God must be punishing me for all those loud nights in the upperclass dorm. I remember it well! Notes left in the bathroom asking politely to keep what goes on in the rooms quiet. But I couldn't help it! I mean, how would you respond to the best sex you've ever had? Which is why I moved out of the dorms, into an apartment. But even then, moans and groans of passion couldn't be quieted.
But those were moans and groans, and if that was what I had to deal with now, I wouldn't be as annoyed as I am right now. Between my next door neighbors and the people upstairs, I am going to cuss someone out! They need to learn to pad their headboards and get new mattresses, because that noise is unbearable! It's so annoyingly bad that my 3 year old daughter refuses to sleep in her room because she thinks that their are monsters in her walls that are trying to get her.
And IF it lasted for more than 5 or 10 mins, at least I wouldn't look at the guy the next day and laugh at the lack of stamina he has going. But instead I pitty their wives for the sexual deprivation they must be feeling. I mean, the love of my life is in a totally different state, but at least when I do get some I am full for about 2 weeks . I couldn't accept anything less than, well, what I'm used to (but I would never divulge details of our hot and heavy sessions ).... I hate moving, especially since I'm trying to plan for so much more important stuff. but I swear to you if they don't move the bed, pad the headboard, or something I'm going to go through the wall. Better yet, on second thought- I'll just have to show them how it's really done. That'll teach them, especially since I'm in a completely new interior building. Why for the love of god didn't they make the walls thicker and floors padded? Well, we'll see who gets the last laugh

Take 2; Take 3; Take- NO that's ENOUGH!

So when is enough enough? When do you finally say- I'm done! It's over! I don't want to be with you any more. And why is it that when you say that, dude decides that he wants to straighten up and fly right? Now he wants to give to you what you wanted while you were in the shit u called a relationship.
So I was involved with a guy for about 1 year while I was in Bmore. But he was in Cleveland. Long distance sucks! But he was a good guy, so I thought. He's someone that I'd known for years, and I really enjoyed the time that we spent together. I also enjoyed the fact that when I traveled back and forth, I had free access to the home, the Lexus, the cash, and anything else I needed. Who could ask for anything more? ME! Of course.

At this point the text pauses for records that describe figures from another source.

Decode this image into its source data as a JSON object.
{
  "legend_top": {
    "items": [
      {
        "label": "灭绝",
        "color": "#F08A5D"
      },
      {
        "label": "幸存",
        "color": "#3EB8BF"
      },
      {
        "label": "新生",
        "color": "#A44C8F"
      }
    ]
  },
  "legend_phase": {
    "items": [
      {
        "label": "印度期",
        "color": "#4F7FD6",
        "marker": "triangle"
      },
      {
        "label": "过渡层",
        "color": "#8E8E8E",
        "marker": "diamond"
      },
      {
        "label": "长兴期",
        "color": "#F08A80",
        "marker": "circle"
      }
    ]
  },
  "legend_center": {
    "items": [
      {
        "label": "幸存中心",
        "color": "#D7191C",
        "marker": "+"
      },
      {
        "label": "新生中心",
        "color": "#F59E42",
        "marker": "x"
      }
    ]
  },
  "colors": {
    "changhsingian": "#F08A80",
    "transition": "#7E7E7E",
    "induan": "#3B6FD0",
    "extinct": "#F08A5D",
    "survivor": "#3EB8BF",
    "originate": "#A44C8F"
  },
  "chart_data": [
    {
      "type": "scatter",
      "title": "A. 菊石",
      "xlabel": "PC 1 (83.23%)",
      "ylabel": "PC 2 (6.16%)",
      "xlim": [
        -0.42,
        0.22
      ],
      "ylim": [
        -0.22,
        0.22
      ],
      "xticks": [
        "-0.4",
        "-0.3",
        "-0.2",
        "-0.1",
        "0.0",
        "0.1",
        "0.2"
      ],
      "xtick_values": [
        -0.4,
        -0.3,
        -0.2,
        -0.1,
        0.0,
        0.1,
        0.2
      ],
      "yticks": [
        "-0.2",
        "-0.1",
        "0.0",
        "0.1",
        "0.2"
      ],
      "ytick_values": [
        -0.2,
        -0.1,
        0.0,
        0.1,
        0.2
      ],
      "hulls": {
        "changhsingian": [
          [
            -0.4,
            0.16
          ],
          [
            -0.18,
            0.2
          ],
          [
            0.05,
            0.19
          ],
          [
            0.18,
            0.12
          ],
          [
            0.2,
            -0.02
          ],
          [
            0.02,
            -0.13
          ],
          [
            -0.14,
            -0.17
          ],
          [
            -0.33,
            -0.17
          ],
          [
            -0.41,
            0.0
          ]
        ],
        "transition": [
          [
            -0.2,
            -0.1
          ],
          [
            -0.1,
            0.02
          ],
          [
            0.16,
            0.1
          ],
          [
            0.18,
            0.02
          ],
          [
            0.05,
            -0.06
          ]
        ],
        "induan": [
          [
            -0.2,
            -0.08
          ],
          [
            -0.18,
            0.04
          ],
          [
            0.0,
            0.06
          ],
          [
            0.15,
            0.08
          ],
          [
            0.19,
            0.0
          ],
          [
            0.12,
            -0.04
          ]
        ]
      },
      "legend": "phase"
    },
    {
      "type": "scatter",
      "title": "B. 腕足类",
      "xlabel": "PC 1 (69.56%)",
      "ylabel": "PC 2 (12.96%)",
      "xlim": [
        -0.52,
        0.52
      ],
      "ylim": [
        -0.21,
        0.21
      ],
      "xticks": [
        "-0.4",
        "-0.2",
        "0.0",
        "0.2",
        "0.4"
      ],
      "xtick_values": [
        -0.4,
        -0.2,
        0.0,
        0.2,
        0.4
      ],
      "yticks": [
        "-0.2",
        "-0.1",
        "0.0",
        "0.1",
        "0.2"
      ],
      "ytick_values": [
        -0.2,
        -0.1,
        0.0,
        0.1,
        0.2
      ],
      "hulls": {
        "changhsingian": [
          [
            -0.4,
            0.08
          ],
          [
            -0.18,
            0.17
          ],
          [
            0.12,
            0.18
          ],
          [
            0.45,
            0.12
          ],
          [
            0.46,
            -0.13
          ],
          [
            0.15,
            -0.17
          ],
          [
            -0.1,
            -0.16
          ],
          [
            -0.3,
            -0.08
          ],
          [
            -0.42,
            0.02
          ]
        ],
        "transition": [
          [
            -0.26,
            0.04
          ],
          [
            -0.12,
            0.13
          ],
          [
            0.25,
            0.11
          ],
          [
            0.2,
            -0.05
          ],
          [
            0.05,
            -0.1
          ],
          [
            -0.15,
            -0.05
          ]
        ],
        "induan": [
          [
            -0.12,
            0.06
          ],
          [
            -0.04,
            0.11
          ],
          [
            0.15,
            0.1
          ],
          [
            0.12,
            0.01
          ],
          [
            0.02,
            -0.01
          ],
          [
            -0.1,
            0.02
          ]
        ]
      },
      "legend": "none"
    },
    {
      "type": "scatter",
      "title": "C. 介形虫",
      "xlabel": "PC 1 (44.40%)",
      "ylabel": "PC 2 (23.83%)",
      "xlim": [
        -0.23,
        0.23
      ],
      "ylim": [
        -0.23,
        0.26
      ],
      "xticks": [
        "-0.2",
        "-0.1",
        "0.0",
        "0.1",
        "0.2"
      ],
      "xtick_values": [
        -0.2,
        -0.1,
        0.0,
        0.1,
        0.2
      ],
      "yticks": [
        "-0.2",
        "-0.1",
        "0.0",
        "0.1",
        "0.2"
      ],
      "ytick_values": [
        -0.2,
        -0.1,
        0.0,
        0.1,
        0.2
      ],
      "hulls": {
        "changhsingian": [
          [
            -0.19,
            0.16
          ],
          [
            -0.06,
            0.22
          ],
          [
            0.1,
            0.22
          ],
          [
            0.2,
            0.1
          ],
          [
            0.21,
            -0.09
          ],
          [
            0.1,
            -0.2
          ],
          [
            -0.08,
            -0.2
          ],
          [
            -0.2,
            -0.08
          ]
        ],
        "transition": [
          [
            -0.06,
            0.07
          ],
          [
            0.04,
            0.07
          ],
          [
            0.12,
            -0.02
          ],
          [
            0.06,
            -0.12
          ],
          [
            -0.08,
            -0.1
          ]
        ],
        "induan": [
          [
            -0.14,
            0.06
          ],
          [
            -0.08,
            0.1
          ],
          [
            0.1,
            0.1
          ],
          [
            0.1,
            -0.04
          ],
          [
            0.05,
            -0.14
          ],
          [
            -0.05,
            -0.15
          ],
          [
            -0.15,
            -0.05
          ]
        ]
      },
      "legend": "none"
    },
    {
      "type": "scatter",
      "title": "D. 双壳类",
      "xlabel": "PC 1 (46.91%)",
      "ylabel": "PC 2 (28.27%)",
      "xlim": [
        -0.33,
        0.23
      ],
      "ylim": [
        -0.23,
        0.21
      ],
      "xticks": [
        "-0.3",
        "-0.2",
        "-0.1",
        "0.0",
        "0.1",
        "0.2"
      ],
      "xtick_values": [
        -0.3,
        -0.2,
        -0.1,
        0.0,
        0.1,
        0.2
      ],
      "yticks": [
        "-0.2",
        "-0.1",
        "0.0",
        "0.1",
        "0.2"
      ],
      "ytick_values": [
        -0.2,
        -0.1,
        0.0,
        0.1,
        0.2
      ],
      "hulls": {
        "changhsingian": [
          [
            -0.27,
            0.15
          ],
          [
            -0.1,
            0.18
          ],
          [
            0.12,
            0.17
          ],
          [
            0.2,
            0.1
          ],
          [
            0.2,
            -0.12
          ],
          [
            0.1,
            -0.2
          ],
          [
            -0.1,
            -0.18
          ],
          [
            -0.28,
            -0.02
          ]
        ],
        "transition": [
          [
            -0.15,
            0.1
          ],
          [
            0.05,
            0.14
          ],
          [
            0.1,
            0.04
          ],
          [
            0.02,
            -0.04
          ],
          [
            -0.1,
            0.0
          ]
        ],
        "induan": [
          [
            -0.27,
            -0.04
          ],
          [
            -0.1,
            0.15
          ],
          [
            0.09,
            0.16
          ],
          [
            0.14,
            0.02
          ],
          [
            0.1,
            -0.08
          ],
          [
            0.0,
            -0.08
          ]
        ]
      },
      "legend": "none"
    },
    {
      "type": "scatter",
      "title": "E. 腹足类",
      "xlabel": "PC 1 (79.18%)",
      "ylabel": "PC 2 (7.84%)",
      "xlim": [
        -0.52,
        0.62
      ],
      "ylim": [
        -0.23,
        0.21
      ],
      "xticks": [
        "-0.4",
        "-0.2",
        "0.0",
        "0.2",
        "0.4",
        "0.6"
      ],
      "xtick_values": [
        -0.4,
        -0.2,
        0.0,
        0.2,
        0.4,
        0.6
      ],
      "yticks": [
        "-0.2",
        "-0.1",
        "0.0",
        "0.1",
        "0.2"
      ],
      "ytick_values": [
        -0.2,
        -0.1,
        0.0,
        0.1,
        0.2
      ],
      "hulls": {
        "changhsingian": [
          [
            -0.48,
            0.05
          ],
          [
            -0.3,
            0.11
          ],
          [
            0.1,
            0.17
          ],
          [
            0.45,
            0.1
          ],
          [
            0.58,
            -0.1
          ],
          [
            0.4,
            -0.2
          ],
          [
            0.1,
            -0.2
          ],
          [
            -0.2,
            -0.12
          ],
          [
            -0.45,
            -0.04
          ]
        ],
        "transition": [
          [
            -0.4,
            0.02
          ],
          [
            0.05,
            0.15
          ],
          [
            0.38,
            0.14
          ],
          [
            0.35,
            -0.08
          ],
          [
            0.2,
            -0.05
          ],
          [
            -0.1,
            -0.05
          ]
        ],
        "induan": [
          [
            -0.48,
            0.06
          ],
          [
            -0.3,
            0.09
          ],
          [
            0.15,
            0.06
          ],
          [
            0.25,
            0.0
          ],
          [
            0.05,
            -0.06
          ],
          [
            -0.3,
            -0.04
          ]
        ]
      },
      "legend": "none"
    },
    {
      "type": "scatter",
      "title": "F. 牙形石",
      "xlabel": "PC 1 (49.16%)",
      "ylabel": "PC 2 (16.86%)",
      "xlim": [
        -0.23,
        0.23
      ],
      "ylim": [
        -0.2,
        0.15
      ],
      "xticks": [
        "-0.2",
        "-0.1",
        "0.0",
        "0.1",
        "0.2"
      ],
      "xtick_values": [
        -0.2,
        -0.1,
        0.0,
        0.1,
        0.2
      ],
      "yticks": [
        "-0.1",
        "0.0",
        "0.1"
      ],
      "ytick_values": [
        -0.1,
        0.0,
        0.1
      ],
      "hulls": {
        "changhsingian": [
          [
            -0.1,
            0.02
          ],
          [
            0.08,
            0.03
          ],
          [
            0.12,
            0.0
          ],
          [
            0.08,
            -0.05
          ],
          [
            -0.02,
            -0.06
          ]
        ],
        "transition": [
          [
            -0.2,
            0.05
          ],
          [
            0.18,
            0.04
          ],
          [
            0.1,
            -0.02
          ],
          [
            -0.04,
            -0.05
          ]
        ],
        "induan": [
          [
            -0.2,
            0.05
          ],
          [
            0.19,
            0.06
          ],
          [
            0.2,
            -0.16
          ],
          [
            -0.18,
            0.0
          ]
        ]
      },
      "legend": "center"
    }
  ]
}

I say to him, you know- what are we doing here? You are 30 something, I'm late 20's- I'm focused right now. I've made up my mind that I don't want to be involved with random dating and screwing around just because it's something to do. He says he feels me, and is on the same page. He's too old for that shit too. OK, so COOL! Right? WRONG! The idiot asked me to set up his blackberry for him, and must have forgotten that I'm a technical bit*h! I specialize in Computers, specifically software and I'm a hacker too! I can break a motherfuc*in password in a heartbeat- if I wanted to. So he's got all kinds of juicy messages, from multiple women and when I finally decide to confront him, he gives the excuses. But I decide that I'm just not even going to deal. I'm not into him to the point where my life won't go on without him. So as of December, he was a done deal as far as I was concerned. I moved back to Cleveland in April.

Can somebody please explain to me why as of THIS DAY- does this man constantly send text messages, phone calls, emails- requsting that we see each other, dinner, movie, he wants to talk to me, to explain why things happened the way they did- but wants it to be face to face. HA! Dude- why do you think that I want your explanation NOW? I wanted an explanation back in DECEMBER! I couldn't care fuc*ing less about you now, almost 1 year later. I don't have any motivation to go out of my way to see you- you disgust me, you dog as* bit*h as* PIG! FU*K YOU and please stop calling me! Idiots like this are forcing me to really consider changing my number.